William Tell Storm Music (Rossini)
Burma Patrol (King)
Bolero (Ravel)
A Salute to the Sultan (King)
Malagueña (Lecuona)
March from the “The Love for the Three Oranges” (Prokofiev)
Miserlou (Roubanis)
The Big Cage Galop (King)

It would interesting to know the numbers that were played for Beatty’s act back during the 1930s, ‘40’s and ‘50s. If someone has them written down somewhere, please share them with us.

Roger Smith said...

Jane Beatty asked me for the score of the Beatty act, during her legal battles with Jerry Collins over his refusal to continue royalty payments for Beatty's name. The list I gave her for '64, owing to the variables of season-to-season choice of selections, differs only slightly from ERIC's list.

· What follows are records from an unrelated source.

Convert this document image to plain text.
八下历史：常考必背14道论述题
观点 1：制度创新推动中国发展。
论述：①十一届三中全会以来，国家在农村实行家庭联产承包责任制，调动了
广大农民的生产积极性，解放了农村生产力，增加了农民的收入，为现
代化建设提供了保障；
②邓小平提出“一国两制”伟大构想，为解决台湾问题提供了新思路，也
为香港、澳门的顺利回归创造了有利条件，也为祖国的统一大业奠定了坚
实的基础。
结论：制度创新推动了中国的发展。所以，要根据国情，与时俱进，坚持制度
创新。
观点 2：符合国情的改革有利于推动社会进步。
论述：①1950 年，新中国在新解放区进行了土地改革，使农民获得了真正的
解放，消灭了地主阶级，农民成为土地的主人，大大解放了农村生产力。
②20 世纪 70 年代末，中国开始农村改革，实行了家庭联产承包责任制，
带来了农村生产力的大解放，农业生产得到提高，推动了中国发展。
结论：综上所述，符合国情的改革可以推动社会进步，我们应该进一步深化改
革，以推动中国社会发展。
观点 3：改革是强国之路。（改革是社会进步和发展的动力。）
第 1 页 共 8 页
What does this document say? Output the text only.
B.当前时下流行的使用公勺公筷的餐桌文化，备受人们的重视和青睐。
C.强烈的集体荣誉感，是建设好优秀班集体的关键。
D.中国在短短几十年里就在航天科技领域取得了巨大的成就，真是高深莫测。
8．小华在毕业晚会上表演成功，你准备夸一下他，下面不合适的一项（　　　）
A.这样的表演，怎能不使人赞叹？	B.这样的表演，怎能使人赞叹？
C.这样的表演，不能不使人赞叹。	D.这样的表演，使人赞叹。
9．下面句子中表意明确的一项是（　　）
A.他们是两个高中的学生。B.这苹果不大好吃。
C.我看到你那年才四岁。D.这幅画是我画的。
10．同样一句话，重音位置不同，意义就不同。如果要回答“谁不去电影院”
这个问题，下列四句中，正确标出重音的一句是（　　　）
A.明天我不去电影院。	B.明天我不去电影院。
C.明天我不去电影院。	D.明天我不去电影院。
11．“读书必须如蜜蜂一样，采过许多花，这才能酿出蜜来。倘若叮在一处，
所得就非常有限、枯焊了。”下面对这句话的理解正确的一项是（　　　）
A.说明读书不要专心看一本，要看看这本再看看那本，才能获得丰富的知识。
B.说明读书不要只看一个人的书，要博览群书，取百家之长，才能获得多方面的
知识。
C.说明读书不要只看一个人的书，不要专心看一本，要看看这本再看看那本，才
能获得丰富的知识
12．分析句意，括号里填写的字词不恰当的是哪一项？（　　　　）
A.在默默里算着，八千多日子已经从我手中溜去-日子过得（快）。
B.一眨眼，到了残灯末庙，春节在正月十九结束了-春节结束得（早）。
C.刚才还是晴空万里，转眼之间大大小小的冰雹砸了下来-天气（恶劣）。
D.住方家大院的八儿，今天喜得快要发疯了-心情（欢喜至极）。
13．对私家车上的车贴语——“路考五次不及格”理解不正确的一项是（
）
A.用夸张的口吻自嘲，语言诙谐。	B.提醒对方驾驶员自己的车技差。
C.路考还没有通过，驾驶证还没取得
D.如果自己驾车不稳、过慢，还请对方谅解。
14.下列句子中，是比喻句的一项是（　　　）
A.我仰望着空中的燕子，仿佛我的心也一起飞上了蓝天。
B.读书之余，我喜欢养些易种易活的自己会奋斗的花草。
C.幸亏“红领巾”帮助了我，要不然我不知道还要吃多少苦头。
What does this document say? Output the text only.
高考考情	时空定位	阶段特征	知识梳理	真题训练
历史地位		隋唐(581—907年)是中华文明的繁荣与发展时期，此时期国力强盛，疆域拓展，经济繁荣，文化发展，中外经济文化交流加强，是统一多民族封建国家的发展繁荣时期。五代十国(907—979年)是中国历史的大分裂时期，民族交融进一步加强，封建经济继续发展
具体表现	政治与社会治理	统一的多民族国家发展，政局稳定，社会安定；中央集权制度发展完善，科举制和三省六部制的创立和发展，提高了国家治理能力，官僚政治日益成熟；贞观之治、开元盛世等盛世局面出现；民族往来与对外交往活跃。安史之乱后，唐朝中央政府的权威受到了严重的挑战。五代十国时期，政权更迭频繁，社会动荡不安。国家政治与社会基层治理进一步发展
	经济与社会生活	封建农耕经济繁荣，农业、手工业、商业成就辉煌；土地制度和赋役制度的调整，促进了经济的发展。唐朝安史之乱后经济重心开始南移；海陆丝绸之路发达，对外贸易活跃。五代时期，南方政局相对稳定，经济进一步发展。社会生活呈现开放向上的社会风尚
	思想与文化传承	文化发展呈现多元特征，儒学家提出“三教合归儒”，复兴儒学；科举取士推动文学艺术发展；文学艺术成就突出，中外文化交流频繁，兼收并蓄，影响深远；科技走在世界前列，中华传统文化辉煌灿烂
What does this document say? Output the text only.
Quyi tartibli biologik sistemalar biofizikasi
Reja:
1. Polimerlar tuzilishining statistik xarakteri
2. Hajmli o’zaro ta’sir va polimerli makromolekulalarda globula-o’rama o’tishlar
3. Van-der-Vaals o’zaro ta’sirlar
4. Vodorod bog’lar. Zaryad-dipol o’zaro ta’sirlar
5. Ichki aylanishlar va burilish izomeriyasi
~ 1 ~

Storm Scene from the Wm. Tell Overture (Rossini) - Entry and seating of the lions
Bolero (Ravel) - Entry and seating of the tigers
Salute to the Sultan (King) - Barrel roll by Duke lion, his return and lion sit-ups
March from The Love of Three Oranges (Prokofiev) - Stalking come-down by rollover
tiger Prince
The Queen's Entrance from Scheherazade (Rimsky-Korsakoff) - Rollover tiger Prince
Drum rolls - Boom Boom Browning - Spinning tiger Frisco
Jungle Drums (Lecuona) - Lion lay-down (In other seasons, Miserlou accompanied this
feature. For one year, Jane Beatty had it
working to The Breeze and I (Lecuona))
The Big Cage Galop (King) - Break-up of the lay-down until all lions exited.